Melville murió en 1891, olvidado. Durante esos últimos treinta y cuatro años escribió un largo poema, recuerdos de viajes y, poco antes de su muerte, la novela Billy Bud, una obra maestra más -la historia prekafkiana de un proceso: la de un marino condenado a muerte injustamente, condenado como si tuviera que expiar el pecado de haber sido joven, brillante e inocente-, una obra maestra que no se publicaría hasta treinta y tres años después de su muerte.

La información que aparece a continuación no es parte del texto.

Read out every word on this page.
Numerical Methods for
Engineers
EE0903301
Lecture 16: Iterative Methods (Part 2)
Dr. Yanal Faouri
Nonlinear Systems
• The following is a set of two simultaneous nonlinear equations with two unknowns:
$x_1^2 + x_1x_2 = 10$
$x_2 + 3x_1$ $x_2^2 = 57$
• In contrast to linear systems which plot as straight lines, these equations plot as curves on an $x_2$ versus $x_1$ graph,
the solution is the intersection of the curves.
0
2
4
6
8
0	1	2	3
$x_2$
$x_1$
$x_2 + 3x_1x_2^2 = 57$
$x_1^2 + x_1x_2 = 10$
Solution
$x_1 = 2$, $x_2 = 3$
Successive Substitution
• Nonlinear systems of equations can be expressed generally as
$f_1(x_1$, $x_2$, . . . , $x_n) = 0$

Todo lo que escribió en los treinta y cuatro últimos años de su vida fue hecho de un modo bartlebyano, con un ritmo de baja intensidad, como prefiriendo no hacerlo y en un claro movimiento de rechazo al mundo que le había rechazado. Cuando pienso en ese movimiento suyo de rechazo, me acuerdo de unas palabras de Maurice Blanchot en torno a todos aquellos que, a su debido tiempo, supieron rechazar la apariencia amable de una comunicación achatada, casi siempre vacía, tan en boga -dicho sea de paso- en los literatos de hoy en día: «El movimiento de rechazar es difícil y raro, aunque idéntico en cada uno de nosotros desde el momento en que lo hemos captado. ¿Por qué difícil? Es que hay que rechazar no sólo lo peor, sino una apariencia razonable, una solución que se diría feliz.»

Cuando Melville dejó de buscar cualquier solución feliz y dejó de pensar en publicar, cuando decidió actuar como esos seres que «prefieren no hacerlo», se pasó años buscando -para sacar adelante a su familia- un empleo, cualquier empleo. Cuando por fin lo encontró -y eso no fue hasta 1866-, su destino fue a coincidir precisamente con el de Bartleby, su extraña criatura.

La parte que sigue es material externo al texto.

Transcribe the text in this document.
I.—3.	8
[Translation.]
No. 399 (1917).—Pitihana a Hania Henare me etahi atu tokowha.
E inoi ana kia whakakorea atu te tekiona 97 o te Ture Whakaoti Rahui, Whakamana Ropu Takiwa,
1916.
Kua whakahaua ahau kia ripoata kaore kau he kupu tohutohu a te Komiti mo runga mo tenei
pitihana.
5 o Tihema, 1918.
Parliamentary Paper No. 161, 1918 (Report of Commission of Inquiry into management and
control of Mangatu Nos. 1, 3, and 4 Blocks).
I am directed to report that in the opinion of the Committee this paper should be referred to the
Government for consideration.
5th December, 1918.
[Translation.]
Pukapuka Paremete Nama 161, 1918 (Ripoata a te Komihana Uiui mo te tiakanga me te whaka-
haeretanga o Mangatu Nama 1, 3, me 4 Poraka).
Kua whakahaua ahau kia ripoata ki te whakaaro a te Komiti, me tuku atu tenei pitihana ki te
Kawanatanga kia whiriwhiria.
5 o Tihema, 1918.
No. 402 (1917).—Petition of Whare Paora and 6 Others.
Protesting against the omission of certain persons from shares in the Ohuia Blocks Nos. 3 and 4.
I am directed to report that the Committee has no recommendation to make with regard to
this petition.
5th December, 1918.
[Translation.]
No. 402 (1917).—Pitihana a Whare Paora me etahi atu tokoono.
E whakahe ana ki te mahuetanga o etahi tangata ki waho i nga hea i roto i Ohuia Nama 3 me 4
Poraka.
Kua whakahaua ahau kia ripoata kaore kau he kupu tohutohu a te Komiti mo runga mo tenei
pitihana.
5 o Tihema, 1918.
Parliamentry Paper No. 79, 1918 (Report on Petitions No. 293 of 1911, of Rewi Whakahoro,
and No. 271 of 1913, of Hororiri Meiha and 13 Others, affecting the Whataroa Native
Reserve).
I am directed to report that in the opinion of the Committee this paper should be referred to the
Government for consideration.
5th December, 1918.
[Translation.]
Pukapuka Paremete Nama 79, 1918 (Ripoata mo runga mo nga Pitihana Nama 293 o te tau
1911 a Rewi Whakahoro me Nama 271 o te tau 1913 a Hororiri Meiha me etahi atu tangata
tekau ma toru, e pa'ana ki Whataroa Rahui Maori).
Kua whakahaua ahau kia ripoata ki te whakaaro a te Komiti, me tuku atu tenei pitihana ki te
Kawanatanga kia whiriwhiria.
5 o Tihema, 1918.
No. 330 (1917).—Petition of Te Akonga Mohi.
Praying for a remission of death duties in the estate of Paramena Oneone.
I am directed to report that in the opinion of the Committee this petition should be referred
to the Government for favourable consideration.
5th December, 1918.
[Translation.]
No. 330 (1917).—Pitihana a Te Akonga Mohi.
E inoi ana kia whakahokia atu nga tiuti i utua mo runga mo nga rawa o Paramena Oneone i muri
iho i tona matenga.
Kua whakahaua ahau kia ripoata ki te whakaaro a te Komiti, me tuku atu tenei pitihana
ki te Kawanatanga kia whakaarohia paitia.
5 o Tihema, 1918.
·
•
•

Vidas paralelas. Durante los últimos años de su vida, Melville, al igual que Bartleby, «última columna de un templo en ruinas», trabajó de oficinista en un destartalado despacho de la ciudad de Nueva York.

Imposible no relacionar esa oficina del inventor de Bartleby con la de Kafka y con aquello que éste le escribió a Felice Bauer diciéndole que la literatura le excluía de la vida, es decir, de la oficina. Si estas dramáticas palabras siempre me han hecho reír -y más hoy, que estoy de buen humor y me acuerdo de Montaigne, que decía que nuestra peculiar condición es que estamos tan hechos para que se rían de nosotros como para reír-, otras palabras de Kafka, también dirigidas a Felice Bauer y menos célebres que las anteriores, aún me hacen reír más, muchas veces las evocaba cuando estaba en mi oficina y así conseguía salir adelante sin angustiarme cuando la angustia aparecía: «Querida, hay que pensar en ti en todas partes, por eso te escribo sobre la mesa de mi jefe, al cual estoy representando en estos momentos.»